Today I thought I'd rise above my sleep-deprived lethargy and make all this excess wind work for me instead of against me. So instead of lying on the couch moaning, I did two huge loads of washing and then lugged it all out onto the decking. There I valiantly fought the wind in order to peg the wet clothes from the string of Christmas tree lights that I had cannily left up for just such an occasion. What with the clammy clothing either wrapping itself lovingly around my head or slapping me forcefully across the face, the operation took almost an hour and then, just as I stood back to admire my handiwork blowing in the hurricane-force breeze - it stopped. Dead. Unbelievable but true. One minute a borderline cyclone, the next nothing. Nada. Then, even as I stood there with my mouth open, it started to rain. With just enough slant to target every item of clothing I had just laboriously hung up. So, yep, strap me to a hospital guersney and knock me out. Please.

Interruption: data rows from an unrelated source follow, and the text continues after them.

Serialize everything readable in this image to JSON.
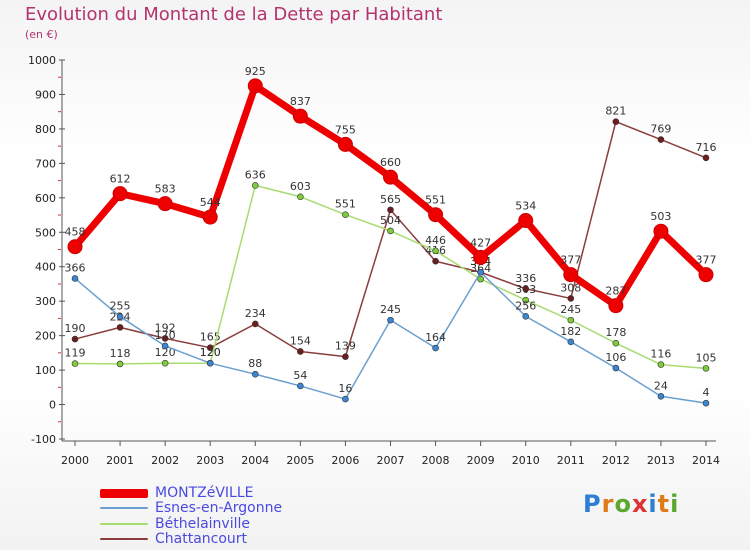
{
  "header": {
    "title": "Evolution du Montant de la Dette par Habitant",
    "subtitle": "(en €)"
  },
  "colors": {
    "title": "#b4336e",
    "legend_text": "#4a4ae0",
    "grid": "#cccccc",
    "axis": "#555555"
  },
  "logo": {
    "text": "Proxiti",
    "letter_colors": [
      "#2e7fd4",
      "#e07a1a",
      "#5aa82d",
      "#d33",
      "#2e7fd4",
      "#e07a1a",
      "#5aa82d"
    ]
  },
  "chart_data": {
    "type": "line",
    "title": "Evolution du Montant de la Dette par Habitant",
    "subtitle": "(en €)",
    "xlabel": "",
    "ylabel": "",
    "categories": [
      "2000",
      "2001",
      "2002",
      "2003",
      "2004",
      "2005",
      "2006",
      "2007",
      "2008",
      "2009",
      "2010",
      "2011",
      "2012",
      "2013",
      "2014"
    ],
    "ylim": [
      -100,
      1000
    ],
    "yticks": [
      -100,
      0,
      100,
      200,
      300,
      400,
      500,
      600,
      700,
      800,
      900,
      1000
    ],
    "grid": false,
    "legend_position": "bottom-left",
    "series": [
      {
        "name": "MONTZéVILLE",
        "color": "#ee0000",
        "marker": "#ee0000",
        "values": [
          458,
          612,
          583,
          544,
          925,
          837,
          755,
          660,
          551,
          427,
          534,
          377,
          287,
          503,
          377
        ]
      },
      {
        "name": "Esnes-en-Argonne",
        "color": "#6a9fcf",
        "marker": "#3a86d0",
        "values": [
          366,
          255,
          170,
          120,
          88,
          54,
          16,
          245,
          164,
          384,
          256,
          182,
          106,
          24,
          4
        ]
      },
      {
        "name": "Béthelainville",
        "color": "#a8db70",
        "marker": "#7ecb3c",
        "values": [
          119,
          118,
          120,
          120,
          636,
          603,
          551,
          504,
          446,
          364,
          303,
          245,
          178,
          116,
          105
        ]
      },
      {
        "name": "Chattancourt",
        "color": "#8b3d3d",
        "marker": "#6e1c1c",
        "values": [
          190,
          224,
          192,
          165,
          234,
          154,
          139,
          565,
          416,
          384,
          336,
          308,
          821,
          769,
          716
        ]
      }
    ]
  }
}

August (drowning in deadlines)

I am drowning in deadlines. To the extent that every single dream I've had for the past two months has involved me being late for something (in one memorable instalment, my Harley Davidson stalled on this single-lane bridge that soared into the sky with no visible means of support, and I was panicking because that meant I would be late for my truck driving lesson). In an effort to get organised, I have taken to making lists, a new one every day, which detail what I have to get done just to keep my head above water. Then the next day I move all the leftover items onto the new list and start again. Ad infinitum. And yes, I do grasp the irony here; if I didn't spend so much time writing lists, I mightn't be in such a bloody pickle time-wise.

Nor would things be so bad if I was just able to crawl into a cave (preferably one with good mobile reception, reliable broadband, and Chinese delivery - food, not people), and be free to become a slightly eccentric hermit. But unfortunately I have no chance, because I am surrounded by teenage drama and incontinent dogs and family crises and a unusually large number of relatives who can't drive (and some of whom, when you're kind enough to give them a lift, manage to jam the inertia reel of the rear seatbelt so now more time has to be found to get it repaired... take a deep breath. In, one two, out, one two). So, anyway, it seems that everytime I sit down and finally start to get some work done I have to jump up again and go do something, like help my daughter buy yet another of the numerous accessories that are apparently essential nowadays for a VCE formal, or visit my youngest sister who's been laying around in bed all week being waited on hand and foot (given that she's in intensive care at the Alfred Hospital, I suppose she can't be held responsible... this time).

Or maybe I'm just in a grumpy mood because it's one way of coping with being worried about stuff (like the above sister). Or maybe because I've finally given up those nicotine chewing gums (seeing I quit smoking over thirteen years ago, it was probably about time). Or maybe because middle-age is finally bringing out the real me - and I'm a bitch. Or maybe I actually do have too much work to do, and not enough time to do it. Or... for a host of other reasons to numerous to write here. Hey I know, I'll make a list.